Du freust Dich über die Vergewaltigung. Du mißbrauchst das Opfer gleich noch ein zweites Mal für Deine dreckige Propaganda. Solche Leut wie Dich sollt' ma in großem Stil ausweisen können. Ihr seid das wahre Drecksgsindel: Ihr begeht den sexuellen Mißbrauch nicht aus einem Affekt heraus, sondern strategisch geplant aus reiner Machtgier.
Da haben wir vielleicht unterschiedliche Auffassungen von „links“. Meiner Auffassung nach ist das Programm sogar sehr schön links. (Kennst Du es eigentlich? Vielleicht ist das der Knackpunkt …) Wer sich um dieses Programm herum als Partei versammelt oder eine Partei mit diesem Programm wählt, sollte es daher besser auch sein.

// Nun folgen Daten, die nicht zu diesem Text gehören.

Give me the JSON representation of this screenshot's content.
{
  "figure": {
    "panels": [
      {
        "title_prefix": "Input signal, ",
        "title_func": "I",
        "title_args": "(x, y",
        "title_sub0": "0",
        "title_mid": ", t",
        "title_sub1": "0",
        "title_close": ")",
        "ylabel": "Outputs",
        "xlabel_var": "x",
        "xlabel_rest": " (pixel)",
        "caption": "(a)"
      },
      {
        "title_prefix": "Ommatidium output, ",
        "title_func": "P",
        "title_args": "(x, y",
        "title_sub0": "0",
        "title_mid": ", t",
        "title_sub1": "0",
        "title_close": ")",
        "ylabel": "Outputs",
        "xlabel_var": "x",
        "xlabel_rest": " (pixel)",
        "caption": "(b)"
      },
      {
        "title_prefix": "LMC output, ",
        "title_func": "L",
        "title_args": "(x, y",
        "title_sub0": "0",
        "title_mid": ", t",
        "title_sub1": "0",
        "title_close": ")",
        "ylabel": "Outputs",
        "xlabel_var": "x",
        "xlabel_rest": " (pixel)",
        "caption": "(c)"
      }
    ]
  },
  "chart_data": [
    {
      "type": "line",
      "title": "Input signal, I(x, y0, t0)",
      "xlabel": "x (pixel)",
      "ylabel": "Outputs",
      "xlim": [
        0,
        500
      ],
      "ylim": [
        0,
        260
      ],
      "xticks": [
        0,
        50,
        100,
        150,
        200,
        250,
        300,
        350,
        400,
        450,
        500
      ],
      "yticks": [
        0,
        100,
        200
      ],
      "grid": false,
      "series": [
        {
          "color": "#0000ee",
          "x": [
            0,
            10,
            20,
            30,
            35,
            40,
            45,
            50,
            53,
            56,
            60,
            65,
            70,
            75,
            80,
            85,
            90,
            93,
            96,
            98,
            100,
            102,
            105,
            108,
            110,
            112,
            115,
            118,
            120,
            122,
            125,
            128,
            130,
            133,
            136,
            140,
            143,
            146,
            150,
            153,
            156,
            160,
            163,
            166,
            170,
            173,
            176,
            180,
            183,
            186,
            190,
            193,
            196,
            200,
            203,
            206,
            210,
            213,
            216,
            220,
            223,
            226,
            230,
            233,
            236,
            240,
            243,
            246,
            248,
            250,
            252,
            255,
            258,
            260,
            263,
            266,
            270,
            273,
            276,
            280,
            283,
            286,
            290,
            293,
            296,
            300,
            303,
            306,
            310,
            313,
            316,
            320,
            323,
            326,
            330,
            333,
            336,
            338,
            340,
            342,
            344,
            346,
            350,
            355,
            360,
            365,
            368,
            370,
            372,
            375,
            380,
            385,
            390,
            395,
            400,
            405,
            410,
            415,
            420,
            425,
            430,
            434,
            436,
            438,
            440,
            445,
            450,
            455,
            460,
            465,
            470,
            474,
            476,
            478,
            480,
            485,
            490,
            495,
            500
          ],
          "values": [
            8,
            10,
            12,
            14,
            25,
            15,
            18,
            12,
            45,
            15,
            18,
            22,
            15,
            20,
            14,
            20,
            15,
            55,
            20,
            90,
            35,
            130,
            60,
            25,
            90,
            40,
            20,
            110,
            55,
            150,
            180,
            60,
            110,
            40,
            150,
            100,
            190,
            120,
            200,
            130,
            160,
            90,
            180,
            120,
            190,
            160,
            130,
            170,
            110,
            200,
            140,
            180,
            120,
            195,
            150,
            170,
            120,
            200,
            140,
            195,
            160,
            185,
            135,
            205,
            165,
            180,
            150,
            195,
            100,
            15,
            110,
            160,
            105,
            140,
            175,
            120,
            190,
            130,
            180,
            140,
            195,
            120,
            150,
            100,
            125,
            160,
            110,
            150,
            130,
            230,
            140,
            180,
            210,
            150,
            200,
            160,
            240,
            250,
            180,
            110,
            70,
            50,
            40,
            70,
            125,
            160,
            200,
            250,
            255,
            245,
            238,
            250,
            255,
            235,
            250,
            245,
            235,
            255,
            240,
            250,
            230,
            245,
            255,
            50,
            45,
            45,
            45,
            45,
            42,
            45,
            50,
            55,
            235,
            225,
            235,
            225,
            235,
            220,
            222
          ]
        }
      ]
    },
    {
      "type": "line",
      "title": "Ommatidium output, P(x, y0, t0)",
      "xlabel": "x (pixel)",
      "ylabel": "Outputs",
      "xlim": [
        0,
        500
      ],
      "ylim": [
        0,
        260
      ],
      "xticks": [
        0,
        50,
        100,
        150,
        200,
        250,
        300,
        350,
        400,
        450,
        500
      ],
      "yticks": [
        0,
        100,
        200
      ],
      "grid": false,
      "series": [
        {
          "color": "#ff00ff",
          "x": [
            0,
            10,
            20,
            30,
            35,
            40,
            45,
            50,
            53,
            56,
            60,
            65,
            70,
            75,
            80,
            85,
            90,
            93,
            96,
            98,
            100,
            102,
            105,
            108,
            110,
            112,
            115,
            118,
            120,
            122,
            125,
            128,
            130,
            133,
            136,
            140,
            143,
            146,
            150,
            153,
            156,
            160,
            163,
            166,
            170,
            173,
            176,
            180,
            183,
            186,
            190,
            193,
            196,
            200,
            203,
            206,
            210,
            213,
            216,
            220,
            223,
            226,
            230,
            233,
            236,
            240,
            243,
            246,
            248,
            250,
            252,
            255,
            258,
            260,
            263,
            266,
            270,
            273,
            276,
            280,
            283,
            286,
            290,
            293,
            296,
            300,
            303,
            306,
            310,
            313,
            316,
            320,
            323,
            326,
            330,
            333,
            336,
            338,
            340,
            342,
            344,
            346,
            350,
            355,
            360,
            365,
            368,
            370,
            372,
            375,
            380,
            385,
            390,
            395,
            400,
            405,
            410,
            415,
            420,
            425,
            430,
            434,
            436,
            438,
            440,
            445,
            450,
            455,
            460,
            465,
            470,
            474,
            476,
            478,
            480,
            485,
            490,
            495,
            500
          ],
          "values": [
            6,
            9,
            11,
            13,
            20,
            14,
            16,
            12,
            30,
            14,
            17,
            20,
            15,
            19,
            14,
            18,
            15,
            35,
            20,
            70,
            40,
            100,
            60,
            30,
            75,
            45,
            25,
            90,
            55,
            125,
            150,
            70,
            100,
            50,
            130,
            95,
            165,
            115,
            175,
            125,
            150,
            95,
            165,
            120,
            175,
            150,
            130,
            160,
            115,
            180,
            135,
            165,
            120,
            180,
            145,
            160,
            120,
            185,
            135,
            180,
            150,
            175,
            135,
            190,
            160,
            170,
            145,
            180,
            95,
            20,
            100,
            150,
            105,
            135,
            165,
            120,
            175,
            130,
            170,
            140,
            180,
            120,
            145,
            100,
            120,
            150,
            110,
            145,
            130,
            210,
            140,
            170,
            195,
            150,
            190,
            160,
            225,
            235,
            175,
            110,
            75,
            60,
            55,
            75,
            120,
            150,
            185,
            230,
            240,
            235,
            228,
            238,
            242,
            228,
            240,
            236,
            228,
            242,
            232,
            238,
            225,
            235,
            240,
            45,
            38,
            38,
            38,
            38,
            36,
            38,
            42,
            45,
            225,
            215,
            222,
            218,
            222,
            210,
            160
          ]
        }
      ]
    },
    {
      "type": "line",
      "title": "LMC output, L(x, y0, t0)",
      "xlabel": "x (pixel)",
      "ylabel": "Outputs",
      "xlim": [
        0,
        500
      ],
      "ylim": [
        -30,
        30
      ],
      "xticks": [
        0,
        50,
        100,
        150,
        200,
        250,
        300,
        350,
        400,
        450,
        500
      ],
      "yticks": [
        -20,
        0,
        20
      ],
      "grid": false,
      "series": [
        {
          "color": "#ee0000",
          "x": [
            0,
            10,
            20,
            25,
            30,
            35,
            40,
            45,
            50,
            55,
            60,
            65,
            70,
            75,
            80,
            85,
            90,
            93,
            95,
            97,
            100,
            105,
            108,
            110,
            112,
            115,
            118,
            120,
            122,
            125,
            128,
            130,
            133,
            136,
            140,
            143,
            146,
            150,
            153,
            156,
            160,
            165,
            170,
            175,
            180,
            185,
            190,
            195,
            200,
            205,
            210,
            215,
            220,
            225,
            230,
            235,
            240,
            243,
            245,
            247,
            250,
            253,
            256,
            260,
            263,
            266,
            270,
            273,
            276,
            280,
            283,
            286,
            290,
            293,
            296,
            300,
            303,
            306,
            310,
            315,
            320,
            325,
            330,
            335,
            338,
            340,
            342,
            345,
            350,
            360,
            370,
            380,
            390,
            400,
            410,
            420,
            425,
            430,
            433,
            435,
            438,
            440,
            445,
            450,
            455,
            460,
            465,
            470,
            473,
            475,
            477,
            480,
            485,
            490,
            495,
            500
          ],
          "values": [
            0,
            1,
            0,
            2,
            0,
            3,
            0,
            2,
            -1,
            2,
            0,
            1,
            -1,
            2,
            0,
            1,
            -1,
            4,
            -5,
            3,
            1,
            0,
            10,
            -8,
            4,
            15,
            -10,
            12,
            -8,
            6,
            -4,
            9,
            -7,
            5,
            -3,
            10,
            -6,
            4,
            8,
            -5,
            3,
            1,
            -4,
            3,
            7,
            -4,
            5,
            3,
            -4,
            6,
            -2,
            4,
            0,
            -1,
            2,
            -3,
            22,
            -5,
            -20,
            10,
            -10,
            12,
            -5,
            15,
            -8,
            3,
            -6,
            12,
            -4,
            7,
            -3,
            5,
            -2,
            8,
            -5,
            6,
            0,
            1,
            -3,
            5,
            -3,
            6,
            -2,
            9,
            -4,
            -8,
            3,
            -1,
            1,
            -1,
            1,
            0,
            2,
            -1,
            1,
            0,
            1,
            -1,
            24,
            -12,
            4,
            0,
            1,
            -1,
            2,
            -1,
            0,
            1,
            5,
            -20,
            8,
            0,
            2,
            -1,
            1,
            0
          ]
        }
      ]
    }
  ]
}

Daß viele der Inhalte dieses Programms zugunsten sehr oberflächlicher Polit-Wellness in den Hintergrund getreten sind, das ist ja genau der Punkt. Darin sind wir uns wohl einig. Ich wüßte nur nicht, wer sonst noch in Österreich halbwegs linke Positionen vertritt (und eine Chance auf ein Nationalratsmandat hat). Die beiden Volksparteien SPÖ und ÖVP schon von ihrer Struktur her eher nicht. (Sag als SPÖ-Politiker nur 1x halblaut „Erbschaftssteuer“ und Du hast die ganzen hysterischen Pensionisten am Hals, die den Enkerln unbedingt das gute Porzellan vermachen wollen.) TS? FPÖ? NEOS?
Weder hat das hübsche Schlagwort Klassenbewußtsein
etwas mit linker Politik zu tun, noch kann ein Verweis auf das kurzfristige Wahlbündnis mit den VGÖ etwas an der linksalternativen Verwurzelung der Partei ändern.
Ansonsten bist du schon wieder etwas besser in der Analyse, aber noch immer nicht ganz auf der Höhe. Wenn du in Österreich linke Politik willst, musst du als Partei KPÖ wählen, die es aber sicher nicht ins Parlament schaffen werden. Wenn es keine Partei sein muss sondern dir Personen reichen, dann gibt es schon noch einige Proponenten in der Sozialdemokratie, die sich das noch trauen (trotz der erbenden Enkerl). Zugegeben, auch bei den Grünen gab und gibt es einzelne Linke, aber ein Karl Öllinger geht ja jetzt leider auch Pension.
Daß die notwendigerweise was anderes sagen müssen, als im Programm steht, das weiß man auch, bevor man das Programm gelesen hat: Die sagen ja auch alle paar Wochen was anderes. Mal so, mal so, je nachdem, was die Geldgeber grad wollen.
Mit der KPÖ tu ich mir nicht nur wegen ihrer geringen Wahlchancen schwer, sondern auch wegen der de facto nicht mehr vorhandenen Inhalte. Ein Parteiprogramm gibt es nicht, die Steiermark hat sich vom Bund losgelöst, … man wüßt nicht so recht, was man da wählt.
Mit dem Begriff Klassenbewusstsein
kann ich in einer ernsthaften Diskussion wirklich nichts mehr anfangen. Der ist, wenn überhaupt, nur mehr Folklore. Das fängt schon damit an, daß die Klasse (iSd Stellung im Produktionsprozess) ihre soziale Bedeutung verloren hat. Und wenn man das Wort schon in den Mund nimmt: Klassenbewußtsein müßte die Klasse (wie auch immer man sie definiert) für sich
entwickeln, nicht jemand, der linke Politik macht. Das ergibt alles einfach kein schlüssiges Bild mehr 2017.